Крушение (Самарин) - страница 27

На улице зажгли фонари; у главного входа слышны возгласы: значит, все уже разъезжаются; праздничная атмосфера, наполнявшая стены Крепости, рассеивается и, смешавшись с флёром таинственности, её материя становится более изысканной и помпезной. Внутри тоже беспорядочная суета, хотя, казалось бы, сколько строгого напряжения было в первых танцах; с парадной лестницы доносятся шаги и неразборчивые голоса. Какая-то компания устремляется в темноту коридора, где сразу же загорается свет и, проникнув в щель под дверью, стелется по потёртому паркету, озаряя маленький класс; это малыши, они вскоре уходят, что-то утащив с собой, и коридор остаётся во власти ночи.

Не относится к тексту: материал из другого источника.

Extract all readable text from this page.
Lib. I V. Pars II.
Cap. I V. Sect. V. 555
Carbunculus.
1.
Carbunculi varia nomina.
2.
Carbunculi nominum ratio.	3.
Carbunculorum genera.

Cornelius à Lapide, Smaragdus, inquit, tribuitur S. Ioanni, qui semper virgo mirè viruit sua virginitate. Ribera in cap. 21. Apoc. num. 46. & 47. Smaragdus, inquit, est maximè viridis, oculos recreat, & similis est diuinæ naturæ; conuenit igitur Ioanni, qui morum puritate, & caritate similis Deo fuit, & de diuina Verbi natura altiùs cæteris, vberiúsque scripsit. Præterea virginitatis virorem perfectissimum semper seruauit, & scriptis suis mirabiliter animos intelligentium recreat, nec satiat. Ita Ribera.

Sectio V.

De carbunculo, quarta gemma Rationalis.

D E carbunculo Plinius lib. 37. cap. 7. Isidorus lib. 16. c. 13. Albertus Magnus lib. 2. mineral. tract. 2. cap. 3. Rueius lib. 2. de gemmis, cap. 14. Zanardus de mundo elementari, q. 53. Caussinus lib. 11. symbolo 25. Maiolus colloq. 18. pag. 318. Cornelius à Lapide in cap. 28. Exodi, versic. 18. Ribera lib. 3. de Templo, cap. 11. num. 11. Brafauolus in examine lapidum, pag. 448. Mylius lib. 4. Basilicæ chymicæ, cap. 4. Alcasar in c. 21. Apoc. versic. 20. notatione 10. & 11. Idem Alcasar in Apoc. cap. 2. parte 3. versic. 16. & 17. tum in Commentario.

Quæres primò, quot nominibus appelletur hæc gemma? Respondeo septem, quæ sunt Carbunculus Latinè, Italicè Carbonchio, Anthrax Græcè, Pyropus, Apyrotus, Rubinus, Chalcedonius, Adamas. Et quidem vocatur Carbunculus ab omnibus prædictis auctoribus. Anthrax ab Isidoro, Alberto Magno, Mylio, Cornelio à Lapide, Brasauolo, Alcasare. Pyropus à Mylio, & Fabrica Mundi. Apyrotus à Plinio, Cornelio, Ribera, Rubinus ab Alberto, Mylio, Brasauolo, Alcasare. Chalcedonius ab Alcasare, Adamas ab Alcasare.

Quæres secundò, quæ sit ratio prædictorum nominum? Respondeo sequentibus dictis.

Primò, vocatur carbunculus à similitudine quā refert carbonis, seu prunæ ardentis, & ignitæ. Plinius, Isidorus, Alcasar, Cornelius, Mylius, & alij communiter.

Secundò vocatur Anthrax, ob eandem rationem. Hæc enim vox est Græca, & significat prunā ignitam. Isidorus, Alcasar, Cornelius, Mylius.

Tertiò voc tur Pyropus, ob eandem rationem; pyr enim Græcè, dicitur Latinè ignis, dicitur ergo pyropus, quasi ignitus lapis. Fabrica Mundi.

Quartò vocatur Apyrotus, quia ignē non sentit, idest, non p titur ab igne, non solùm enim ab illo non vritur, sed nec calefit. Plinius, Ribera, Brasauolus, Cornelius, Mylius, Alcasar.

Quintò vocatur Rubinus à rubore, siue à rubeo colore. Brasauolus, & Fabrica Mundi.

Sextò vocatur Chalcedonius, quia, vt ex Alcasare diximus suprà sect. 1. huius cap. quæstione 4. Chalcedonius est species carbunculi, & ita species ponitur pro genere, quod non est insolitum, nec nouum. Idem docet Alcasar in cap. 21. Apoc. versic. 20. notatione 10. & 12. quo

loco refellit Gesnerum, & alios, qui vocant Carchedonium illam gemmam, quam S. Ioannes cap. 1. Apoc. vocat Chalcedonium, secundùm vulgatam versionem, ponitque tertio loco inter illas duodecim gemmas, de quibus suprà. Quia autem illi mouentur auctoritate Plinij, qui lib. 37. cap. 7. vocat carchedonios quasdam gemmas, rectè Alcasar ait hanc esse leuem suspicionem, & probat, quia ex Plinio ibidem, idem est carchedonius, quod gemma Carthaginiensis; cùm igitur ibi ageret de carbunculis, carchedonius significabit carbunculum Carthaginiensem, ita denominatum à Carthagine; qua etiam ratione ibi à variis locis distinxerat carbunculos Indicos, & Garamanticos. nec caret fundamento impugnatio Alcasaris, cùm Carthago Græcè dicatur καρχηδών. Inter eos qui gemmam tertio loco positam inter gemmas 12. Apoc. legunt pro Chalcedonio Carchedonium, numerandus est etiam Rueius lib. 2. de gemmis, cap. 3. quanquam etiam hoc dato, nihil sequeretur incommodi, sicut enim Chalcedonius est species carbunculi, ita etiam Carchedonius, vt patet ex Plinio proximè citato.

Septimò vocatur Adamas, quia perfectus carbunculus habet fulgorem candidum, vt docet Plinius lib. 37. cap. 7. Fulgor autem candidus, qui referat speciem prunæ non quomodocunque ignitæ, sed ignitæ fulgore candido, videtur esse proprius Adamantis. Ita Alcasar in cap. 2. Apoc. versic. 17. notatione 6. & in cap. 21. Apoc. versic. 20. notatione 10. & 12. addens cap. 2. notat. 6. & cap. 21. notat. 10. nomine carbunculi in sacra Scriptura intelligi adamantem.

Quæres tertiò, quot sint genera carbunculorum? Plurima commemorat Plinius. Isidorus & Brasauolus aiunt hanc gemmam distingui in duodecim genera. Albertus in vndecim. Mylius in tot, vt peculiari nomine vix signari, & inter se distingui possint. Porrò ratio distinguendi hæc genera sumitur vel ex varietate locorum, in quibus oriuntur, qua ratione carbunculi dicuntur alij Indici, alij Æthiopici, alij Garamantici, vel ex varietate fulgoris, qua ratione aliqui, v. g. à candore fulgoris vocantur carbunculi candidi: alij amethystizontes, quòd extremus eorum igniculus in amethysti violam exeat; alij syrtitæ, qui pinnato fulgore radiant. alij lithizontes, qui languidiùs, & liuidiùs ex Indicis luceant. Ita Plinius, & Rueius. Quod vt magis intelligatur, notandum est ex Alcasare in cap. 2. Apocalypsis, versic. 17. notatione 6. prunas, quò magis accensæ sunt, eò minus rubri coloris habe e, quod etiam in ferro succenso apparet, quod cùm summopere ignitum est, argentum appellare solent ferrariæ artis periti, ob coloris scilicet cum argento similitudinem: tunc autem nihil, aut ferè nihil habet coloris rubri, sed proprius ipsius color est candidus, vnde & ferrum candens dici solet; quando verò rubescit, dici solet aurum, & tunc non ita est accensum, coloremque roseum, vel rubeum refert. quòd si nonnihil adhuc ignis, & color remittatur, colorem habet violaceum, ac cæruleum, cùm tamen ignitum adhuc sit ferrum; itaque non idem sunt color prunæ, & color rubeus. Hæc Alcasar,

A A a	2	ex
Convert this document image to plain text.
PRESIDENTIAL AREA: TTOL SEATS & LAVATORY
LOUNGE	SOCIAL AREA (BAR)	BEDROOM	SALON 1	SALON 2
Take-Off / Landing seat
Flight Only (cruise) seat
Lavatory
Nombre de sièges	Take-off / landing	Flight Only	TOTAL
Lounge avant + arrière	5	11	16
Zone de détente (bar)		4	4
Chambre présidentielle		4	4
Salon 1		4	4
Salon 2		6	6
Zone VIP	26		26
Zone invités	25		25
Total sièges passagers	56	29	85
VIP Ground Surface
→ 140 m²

Кто-то ещё пробирается на ощупь и раздражённо пытается сорвать замок, висящий на задвижке; в темноте растворяется воркующее персидское ругательство. Вот и девичьи голоса, но вдалеке, — наверное, на парадной лестнице — разбиваются на тонкие осколки, подобные клочкам водорослей, которые блеснут на миг в набежавшей волне и поблекнут, оставшись на песке. И вдруг — гортанный голос Мероэ, который они сначала узнают по внезапной тяжести в руках и ногах, и в груди, где долгим и непрерывным эхом звучит музыка вопроса «неужели?», который она обронила, проходя мимо запертой двери, и он тянется шлейфом и медленно тает, высвобождая по одному слабеющие обертона, смешанные с затихающим звуком шагов. С кем она говорила? Кто исхитрился увести её наверх, а она при этом ничуть не насторожилась, не заволновалась ни в пустынном коридоре, где они даже не подумали включить свет, ни в классной комнате напротив той, откуда их подслушивают двое друзей, и почему, повернув ключ в замке, они даже не заметили свет в замочной скважине, к которой, смешивая дыхания, поочерёдно льнут Серестий и Алькандр? До них едва доносится неразборчивый шёпот, в котором всё же различимо гортанное «нет, только не это!», и в зияющую неопределённость её слов мгновенно устремляется вихрь образов, обрывочных воображаемых картин; слова растушёвываются звучащим в ответ мужским голосом и смехом, и теперь уже назойливым уханьем музыки. Алькандр так страстно ждал этого вечера в совершенном и столь невинном единстве со своим товарищем, что ни на секунду не задумывался, смогут ли они действительно поделить Мероэ, как разделяют связывающую их дружбу; он чувствует, как необъятная ненависть скручивает его, сушит ему горло — слишком явственная, чтобы он довольствовался столь неопределённой жертвой, как незримый соперник напротив.

— Отныне каждый за себя, барончик, — произносит он, не размыкая губ.